一次,他问瓦西里少校:“在语言不通的地区,如何开展情报工作?比如回到中国后,遇到方言复杂的农村,怎么收集准确情报?”
瓦西里少校笑着回答:“语言是情报工作的基础,但不是障碍。首先要学习当地语言,至少掌握基础交流;其次,要找到‘翻译者’——当地的进步青年、同情革命的群众,他们不仅能帮你翻译,还能帮你了解当地情况;最重要的是,用‘行动’代替‘语言’,通过帮群众解决实际问题,赢得信任,他们自然会主动向你提供情报。”
这番话让陈幽深受启发,也让他更加重视语言学习。
除了在法国掌握的法语、基础英语,以及来苏联后学习的俄语,他又主动报名了学校的日语课程——他知道,日本对中国虎视眈眈,未来的革命工作中,很可能需要与日本势力打交道,掌握日语,既能收集相关情报,也能更好地应对潜在的威胁。
每天清晨,当其他学员还在熟睡时,陈幽已经在校园的角落里背诵日语单词;晚上,别人休息后,他还在灯下练习日语对话,从基础的问候语,到情报工作常用的术语,一点点攻克。
遇到不懂的问题,他就向学校的日本籍老师请教,甚至主动与来校交流的日本进步青年聊天,在实践中提升语言能力。
情报课程的实践环节同样让陈幽投入。
在情报收集模拟训练中,他被要求在两小时内,从一份模拟的“报纸”“工厂文件”“车站公告”中,提炼出“敌军部队调动”的核心情报。

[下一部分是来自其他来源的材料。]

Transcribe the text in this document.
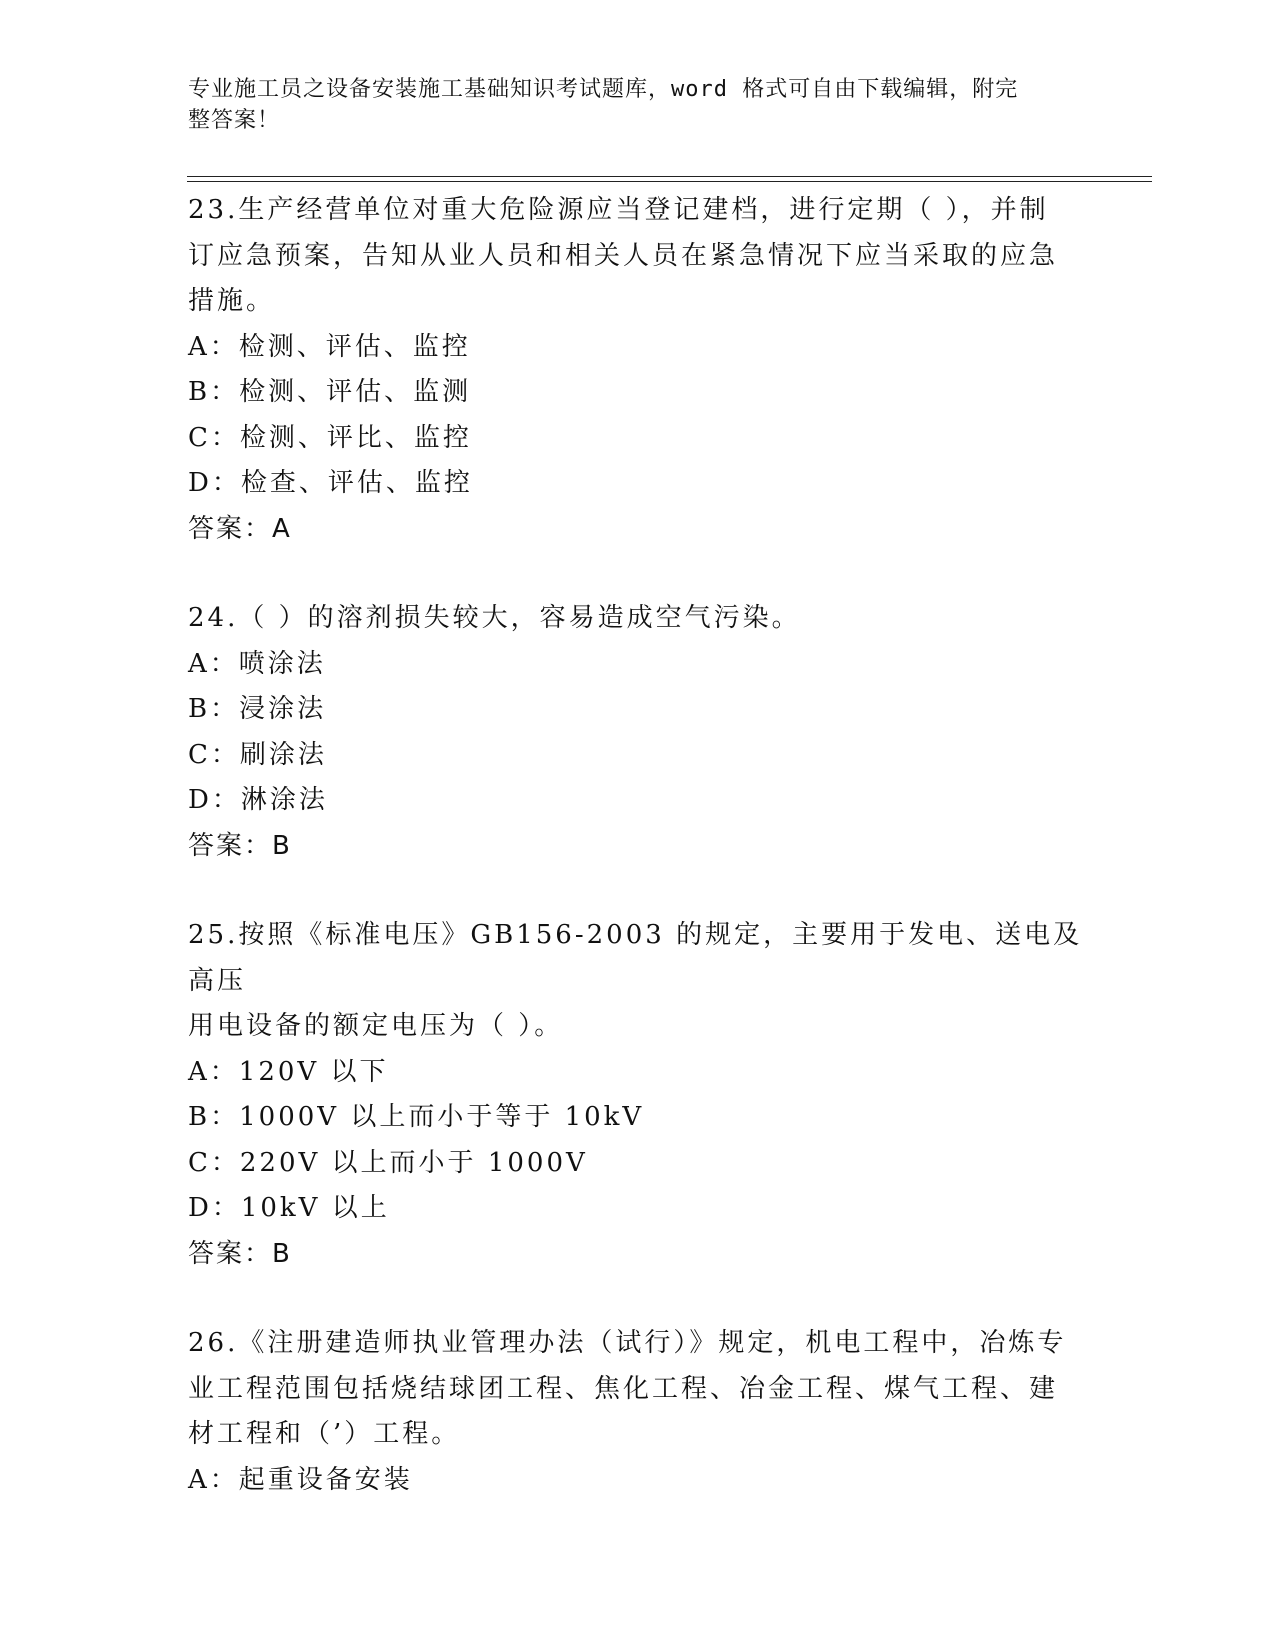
专业施工员之设备安装施工基础知识考试题库，word 格式可自由下载编辑，附完
整答案！
23.生产经营单位对重大危险源应当登记建档，进行定期（ ），并制
订应急预案，告知从业人员和相关人员在紧急情况下应当采取的应急
措施。
A：检测、评估、监控
B：检测、评估、监测
C：检测、评比、监控
D：检查、评估、监控
答案：A
24.（ ）的溶剂损失较大，容易造成空气污染。
A：喷涂法
B：浸涂法
C：刷涂法
D：淋涂法
答案：B
25.按照《标准电压》GB156-2003 的规定，主要用于发电、送电及高压
用电设备的额定电压为（ ）。
A：120V 以下
B：1000V 以上而小于等于 10kV
C：220V 以上而小于 1000V
D：10kV 以上
答案：B
26.《注册建造师执业管理办法（试行）》规定，机电工程中，冶炼专
业工程范围包括烧结球团工程、焦化工程、冶金工程、煤气工程、建
材工程和（’）工程。
A：起重设备安装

他按照老师教的方法,先圈出关键信息——部队番号、出发时间、目的地、物资数量,再交叉验证信息的一致性,排除矛盾和虚假内容,最终准确完成了任务,得到了老师的表扬。
在情报传递训练中,他学习使用密写药水——用柠檬汁在纸上写字,晾干后字迹消失,用火烘烤后才能显现;学习建立死信箱——在公园的树洞、墙壁的砖缝、路灯的底座里隐藏情报;学习使用暗号联络——用“今天天气真好”表示“情报安全”,用“我想买份报纸”表示“需要接头”。
每种方法,他都反复练习,直到熟练掌握,确保在任何情况下都能安全、准确地传递情报。